Accounting Standards » The rising tide of hedge accounting

The rising tide of hedge accounting

In an era marked by unpredictable financial landscapes and heightened risk, companies are increasingly turning to hedge accounting as a vital tool to help mitigate profit and loss volatility caused by the use of derivatives.

The demand for hedge accounting is not only growing but also evolving, driven by several key factors that underscore the complexity and importance of managing financial risks in today’s global economy.

Understanding hedge accounting

Hedge accounting is crucial for companies that use derivatives—financial instruments whose value is derived from underlying assets such as currencies, interest rates and commodities—to hedge against financial risks.

By aligning the accounting treatment of the hedge with the underlying exposure, hedge accounting helps companies better reflect their risk management activities in their financial statements and smooth profit and loss.

The surge in demand

A riskier world

The world today is fraught with economic uncertainties, geopolitical tensions and rapid market fluctuations. These factors compel companies to spend significant time and resources on risk mitigation strategies. Financial risks, in particular, are a major concern. Companies are increasingly relying on derivative contracts to manage their risk exposure. This reliance is evident from the staggering rise in the notional amount of over-the-counter (OTC) derivative contracts, which surged from approximately $500 trillion in 2016 to over $700 trillion by 2023.

The years 2022 and 2023 were particularly tumultuous, with significant global interest rate hikes and pervasive uncertainty about future rate cuts. Coupled with geopolitical instability, these factors created substantial volatility in derivative valuations, further amplifying the need for effective hedge accounting.

The chart below shows a bold line of actual UK interest rate fixings (LIBOR / SONIA) alongside dotted lines showing market expectations (known as forward curves) at those dates. The graph illustrates two key points –

1) financial markets are quite good at short-term forecasting, but long-term forecasting of interest rates is more difficult given the range of future geopolitical and economic events that can impact rates. This fundamental truth, that long-term economic forecasting is hard, reinforces the benefit of using derivatives to manage risk, particularly when you are exposed to financial risks over a multi-year time horizon;

2) the forward curves, which are a key component of derivative valuations, change continuously, resulting in large swings in derivative valuations that will impact profit and loss without the successful application of hedge accounting.

The changing regulatory landscape

Across the globe, increased regulatory scrutiny from auditors has heightened the focus on hedge accounting.

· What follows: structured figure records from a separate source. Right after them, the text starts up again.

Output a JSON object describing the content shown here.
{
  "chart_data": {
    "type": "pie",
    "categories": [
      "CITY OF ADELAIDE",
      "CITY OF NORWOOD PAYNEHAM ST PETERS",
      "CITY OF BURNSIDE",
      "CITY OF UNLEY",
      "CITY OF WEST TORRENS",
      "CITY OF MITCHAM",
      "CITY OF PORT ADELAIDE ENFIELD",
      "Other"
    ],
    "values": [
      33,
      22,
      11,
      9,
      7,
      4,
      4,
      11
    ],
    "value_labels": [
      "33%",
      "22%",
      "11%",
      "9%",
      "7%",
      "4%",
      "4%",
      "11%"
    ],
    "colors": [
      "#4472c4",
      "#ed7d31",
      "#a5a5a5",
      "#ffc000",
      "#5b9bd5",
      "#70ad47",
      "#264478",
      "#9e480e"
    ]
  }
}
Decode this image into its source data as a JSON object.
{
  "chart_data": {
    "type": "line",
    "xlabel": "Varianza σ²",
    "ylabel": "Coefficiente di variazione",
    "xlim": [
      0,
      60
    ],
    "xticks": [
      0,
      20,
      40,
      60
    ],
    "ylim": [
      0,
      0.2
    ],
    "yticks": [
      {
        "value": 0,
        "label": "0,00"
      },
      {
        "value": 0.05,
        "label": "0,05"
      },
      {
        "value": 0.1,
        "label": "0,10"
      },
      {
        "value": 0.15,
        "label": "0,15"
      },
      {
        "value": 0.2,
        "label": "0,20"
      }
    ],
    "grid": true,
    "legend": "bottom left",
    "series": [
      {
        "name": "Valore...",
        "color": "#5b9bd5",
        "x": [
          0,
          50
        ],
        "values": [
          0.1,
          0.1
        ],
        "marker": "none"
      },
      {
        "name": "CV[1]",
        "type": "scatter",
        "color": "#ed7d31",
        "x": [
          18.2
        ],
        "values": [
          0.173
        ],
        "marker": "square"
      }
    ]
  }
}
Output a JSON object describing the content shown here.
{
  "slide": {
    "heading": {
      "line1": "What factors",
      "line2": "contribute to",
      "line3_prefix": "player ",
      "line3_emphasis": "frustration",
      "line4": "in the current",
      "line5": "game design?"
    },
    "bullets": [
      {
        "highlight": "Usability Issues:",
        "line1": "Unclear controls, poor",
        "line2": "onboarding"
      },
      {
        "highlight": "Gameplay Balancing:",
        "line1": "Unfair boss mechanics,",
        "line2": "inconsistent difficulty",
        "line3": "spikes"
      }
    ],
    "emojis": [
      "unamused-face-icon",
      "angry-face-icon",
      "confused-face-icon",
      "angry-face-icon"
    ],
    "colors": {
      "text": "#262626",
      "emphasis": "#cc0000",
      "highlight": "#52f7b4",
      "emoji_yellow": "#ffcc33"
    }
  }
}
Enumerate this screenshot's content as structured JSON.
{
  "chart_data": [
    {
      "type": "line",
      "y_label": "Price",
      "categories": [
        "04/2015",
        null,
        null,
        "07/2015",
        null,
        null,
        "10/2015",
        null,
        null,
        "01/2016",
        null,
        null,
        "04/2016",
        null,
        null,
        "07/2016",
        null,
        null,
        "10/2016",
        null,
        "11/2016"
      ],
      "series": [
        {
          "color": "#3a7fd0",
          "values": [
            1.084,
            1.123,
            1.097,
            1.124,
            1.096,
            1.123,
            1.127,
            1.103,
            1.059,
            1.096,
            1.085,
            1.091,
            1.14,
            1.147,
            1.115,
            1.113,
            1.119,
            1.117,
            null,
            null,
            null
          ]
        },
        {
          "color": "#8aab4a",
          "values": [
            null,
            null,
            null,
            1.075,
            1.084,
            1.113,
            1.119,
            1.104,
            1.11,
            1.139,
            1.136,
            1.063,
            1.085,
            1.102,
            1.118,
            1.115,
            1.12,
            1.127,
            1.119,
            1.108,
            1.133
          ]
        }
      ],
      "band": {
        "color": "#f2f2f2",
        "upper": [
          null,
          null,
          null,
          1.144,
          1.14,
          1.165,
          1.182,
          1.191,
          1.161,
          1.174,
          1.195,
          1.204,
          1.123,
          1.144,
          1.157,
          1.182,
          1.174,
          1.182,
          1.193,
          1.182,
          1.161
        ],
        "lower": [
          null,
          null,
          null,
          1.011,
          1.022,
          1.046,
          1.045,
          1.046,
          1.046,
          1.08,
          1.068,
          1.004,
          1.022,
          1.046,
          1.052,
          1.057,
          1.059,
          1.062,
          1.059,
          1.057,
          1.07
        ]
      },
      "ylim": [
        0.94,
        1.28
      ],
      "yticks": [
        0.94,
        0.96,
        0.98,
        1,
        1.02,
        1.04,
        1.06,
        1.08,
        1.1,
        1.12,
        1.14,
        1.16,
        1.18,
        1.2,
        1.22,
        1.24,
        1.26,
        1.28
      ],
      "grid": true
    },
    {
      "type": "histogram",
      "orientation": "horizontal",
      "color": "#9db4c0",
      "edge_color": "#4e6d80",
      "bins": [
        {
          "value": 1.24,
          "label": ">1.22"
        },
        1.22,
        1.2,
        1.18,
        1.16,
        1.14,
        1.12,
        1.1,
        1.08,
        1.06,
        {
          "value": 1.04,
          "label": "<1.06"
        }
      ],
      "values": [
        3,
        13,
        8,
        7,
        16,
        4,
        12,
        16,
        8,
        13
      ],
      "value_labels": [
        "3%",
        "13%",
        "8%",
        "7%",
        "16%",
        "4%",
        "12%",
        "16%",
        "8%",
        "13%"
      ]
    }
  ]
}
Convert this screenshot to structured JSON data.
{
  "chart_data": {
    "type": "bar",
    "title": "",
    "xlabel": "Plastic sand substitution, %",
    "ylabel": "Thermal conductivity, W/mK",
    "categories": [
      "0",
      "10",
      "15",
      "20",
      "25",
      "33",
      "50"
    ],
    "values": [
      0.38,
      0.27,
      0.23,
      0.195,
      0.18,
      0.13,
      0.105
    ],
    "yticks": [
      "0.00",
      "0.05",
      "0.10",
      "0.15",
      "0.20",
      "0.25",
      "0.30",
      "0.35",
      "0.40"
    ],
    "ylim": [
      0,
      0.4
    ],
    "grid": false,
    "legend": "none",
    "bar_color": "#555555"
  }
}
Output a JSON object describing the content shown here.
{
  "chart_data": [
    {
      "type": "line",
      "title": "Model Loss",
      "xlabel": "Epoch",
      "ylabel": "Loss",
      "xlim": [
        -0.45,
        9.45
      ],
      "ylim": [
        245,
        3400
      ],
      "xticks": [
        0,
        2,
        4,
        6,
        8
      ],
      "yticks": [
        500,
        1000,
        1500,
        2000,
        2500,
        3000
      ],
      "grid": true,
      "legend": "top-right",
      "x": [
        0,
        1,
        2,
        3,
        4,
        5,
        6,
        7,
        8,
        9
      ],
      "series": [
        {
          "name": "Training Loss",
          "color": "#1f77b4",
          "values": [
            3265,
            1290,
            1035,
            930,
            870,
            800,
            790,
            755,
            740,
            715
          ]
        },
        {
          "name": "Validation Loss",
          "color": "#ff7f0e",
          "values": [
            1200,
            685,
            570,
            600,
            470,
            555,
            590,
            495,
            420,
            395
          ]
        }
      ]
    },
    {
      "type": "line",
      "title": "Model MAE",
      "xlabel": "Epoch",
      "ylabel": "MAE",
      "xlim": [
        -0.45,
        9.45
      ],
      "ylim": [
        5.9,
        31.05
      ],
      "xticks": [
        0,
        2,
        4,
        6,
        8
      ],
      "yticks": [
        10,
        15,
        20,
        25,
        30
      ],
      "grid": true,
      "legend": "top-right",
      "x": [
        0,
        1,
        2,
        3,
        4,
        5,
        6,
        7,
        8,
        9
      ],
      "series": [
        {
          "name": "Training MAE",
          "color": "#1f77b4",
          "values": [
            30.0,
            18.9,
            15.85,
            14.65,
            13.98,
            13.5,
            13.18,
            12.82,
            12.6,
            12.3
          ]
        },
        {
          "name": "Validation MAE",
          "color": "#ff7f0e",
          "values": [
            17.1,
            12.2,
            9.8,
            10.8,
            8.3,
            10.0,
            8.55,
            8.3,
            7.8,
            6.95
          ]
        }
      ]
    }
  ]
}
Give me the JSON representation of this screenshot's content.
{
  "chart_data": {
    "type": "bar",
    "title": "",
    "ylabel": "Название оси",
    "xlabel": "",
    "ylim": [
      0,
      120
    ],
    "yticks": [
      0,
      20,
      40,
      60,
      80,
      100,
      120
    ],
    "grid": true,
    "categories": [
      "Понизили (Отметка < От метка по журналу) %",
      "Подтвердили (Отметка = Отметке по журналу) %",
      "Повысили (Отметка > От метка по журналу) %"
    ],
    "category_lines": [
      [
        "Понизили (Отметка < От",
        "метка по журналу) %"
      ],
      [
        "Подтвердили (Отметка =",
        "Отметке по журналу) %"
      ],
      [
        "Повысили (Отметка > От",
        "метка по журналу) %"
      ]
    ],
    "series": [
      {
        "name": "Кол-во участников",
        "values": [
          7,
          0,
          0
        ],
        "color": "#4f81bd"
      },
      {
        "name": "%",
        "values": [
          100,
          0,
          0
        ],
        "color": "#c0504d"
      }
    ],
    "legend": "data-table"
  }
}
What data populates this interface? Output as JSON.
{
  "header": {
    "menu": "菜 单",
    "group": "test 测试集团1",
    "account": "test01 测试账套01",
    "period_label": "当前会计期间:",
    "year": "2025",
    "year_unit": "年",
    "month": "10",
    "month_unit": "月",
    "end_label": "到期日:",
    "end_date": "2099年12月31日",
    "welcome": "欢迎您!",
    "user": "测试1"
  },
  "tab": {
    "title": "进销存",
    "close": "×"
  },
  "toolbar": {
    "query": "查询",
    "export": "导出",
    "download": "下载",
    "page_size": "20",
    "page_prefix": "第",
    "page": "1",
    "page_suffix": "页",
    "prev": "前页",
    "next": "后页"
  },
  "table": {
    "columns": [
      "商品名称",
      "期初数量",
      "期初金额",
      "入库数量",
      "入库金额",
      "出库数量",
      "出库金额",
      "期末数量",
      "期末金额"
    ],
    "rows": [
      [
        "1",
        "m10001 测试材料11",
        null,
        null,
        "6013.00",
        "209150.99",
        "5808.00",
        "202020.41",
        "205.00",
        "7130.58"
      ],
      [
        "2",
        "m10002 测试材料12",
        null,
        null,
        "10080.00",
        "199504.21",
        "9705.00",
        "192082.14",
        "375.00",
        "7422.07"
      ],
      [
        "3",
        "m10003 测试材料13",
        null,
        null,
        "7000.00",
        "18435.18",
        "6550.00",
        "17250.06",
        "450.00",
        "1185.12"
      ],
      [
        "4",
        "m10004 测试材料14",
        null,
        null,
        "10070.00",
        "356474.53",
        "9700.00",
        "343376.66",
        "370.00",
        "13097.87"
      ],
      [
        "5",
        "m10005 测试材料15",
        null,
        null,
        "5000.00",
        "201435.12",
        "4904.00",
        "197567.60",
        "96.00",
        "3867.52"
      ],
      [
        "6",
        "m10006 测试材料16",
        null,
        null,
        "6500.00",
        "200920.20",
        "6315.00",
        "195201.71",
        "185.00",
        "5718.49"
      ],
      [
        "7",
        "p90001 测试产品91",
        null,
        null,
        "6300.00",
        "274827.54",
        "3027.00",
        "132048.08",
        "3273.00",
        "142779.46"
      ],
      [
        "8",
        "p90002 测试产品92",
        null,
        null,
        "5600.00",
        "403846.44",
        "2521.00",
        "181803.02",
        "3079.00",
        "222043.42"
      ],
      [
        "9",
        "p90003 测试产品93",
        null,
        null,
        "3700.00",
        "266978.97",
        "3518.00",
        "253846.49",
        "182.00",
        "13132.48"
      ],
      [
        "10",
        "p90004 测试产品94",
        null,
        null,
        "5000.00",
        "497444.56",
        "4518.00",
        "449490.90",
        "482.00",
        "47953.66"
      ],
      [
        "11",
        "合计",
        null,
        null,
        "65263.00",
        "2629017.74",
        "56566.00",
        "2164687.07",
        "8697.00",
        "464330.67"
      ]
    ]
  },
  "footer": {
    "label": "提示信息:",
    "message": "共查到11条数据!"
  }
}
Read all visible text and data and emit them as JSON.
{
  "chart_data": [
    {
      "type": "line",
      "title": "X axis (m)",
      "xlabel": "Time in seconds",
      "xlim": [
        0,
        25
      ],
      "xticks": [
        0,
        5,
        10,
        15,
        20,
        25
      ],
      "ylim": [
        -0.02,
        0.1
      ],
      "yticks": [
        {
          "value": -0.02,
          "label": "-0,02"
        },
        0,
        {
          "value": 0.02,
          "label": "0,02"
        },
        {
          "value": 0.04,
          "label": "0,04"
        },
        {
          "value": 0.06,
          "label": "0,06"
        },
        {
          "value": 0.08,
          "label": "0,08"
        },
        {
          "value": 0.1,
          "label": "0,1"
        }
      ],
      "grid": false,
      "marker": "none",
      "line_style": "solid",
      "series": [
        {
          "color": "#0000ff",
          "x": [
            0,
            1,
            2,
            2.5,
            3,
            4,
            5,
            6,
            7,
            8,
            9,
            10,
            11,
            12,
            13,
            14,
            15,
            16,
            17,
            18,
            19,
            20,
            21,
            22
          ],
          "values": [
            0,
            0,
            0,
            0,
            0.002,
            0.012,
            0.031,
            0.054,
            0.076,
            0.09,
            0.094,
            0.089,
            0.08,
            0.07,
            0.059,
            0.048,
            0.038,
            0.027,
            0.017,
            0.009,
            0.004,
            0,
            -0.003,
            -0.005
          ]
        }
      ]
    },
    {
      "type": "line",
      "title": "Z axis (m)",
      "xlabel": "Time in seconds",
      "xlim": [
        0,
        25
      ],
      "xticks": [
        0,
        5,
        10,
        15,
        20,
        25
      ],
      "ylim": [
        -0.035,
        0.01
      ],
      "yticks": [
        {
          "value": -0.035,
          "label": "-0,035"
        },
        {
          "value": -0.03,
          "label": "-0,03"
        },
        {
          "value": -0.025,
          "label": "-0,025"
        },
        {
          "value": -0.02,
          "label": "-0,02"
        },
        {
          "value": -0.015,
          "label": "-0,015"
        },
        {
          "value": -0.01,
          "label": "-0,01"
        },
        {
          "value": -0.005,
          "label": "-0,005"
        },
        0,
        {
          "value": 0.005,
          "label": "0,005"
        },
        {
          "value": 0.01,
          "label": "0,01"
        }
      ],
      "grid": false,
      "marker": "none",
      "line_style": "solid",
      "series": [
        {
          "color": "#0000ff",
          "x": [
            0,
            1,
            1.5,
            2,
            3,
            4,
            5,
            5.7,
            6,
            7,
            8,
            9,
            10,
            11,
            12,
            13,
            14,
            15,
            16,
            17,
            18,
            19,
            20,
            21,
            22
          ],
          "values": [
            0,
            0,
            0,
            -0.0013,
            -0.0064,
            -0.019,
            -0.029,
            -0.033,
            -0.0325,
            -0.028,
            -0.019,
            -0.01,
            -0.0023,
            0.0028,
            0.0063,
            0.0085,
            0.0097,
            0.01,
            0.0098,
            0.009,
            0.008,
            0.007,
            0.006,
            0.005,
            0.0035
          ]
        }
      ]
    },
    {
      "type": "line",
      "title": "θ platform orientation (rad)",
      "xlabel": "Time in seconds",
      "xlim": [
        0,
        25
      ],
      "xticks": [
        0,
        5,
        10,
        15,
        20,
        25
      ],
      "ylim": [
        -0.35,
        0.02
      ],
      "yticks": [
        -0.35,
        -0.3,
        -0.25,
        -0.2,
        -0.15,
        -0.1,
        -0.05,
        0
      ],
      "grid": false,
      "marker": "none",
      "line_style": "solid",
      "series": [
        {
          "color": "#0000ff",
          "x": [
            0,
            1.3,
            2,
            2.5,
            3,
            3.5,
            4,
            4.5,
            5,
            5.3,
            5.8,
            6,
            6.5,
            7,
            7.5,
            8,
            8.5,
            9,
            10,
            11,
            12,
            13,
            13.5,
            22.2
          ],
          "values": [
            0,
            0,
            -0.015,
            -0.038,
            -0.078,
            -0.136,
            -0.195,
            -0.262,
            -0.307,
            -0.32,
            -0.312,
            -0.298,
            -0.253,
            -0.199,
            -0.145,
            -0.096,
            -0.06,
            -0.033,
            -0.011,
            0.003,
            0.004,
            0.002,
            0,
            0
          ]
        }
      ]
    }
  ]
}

The ever-increasing complexity and materiality of derivative accounting results in a need for audit teams to rely on specialised derivative valuation and treasury accounting teams to address the resulting audit risk, and these specialized teams have increased the rigour and sophistication of audit in relation to hedge accounting.

Auditors in the United States have long focused on strict compliance with US GAAP’s detailed hedge accounting guidance and increasingly we have seen auditors in other jurisdictions take a similar approach.

Anecdotally, over the last few years, we have seen a significant increase in auditor focus on hedge accounting and derivative valuation particularly in the UK, continental Europe, the Middle East, Australia and New Zealand.

Challenges in hedge accounting

Despite its benefits, hedge accounting presents several challenges that companies must navigate.

Complexity and expertise

Implementing hedge accounting requires a deep understanding of both accounting standards and the financial instruments involved. Companies need to invest in specialised expertise to ensure accurate and compliant hedge accounting practices. This can be particularly challenging for smaller firms that may lack the resources to hire or train personnel with the necessary skills.

Volatility and measurement

The inherent volatility in both the universe of financial risks and underlying derivative valuations poses a significant challenge for hedge accounting. Companies must regularly assess and adjust their hedging strategies to reflect changes in market conditions and that can result in more complex hedge accounting. Furthermore, accurate derivative valuation and hedge accounting documentation are crucial to ensure hedge accounting compliance, resulting in companies needing to invest in valuation expertise or technology tools to support their finance and treasury teams.

Disclosure requirements

Transparency in financial reporting is essential, but it also imposes additional burdens on companies. Hedge accounting requires detailed disclosures about the nature and extent of risks being hedged, the instruments used and the effectiveness of the hedging strategies. Preparing and presenting this information in a clear and comprehensive manner can be demanding, particularly for companies with extensive and complex hedging activities.


In an increasingly volatile and complex financial landscape, hedge accounting has emerged as a crucial tool for companies to manage their risk exposures. The growing demand for hedge accounting is driven by the need to navigate regulatory requirements, manage long-term financial risks and meet the expectations of global investors. While the practice presents several challenges, advances in technology are empowering companies to overcome these hurdles, significantly enhancing their hedge accounting practices and providing a clearer financial outlook.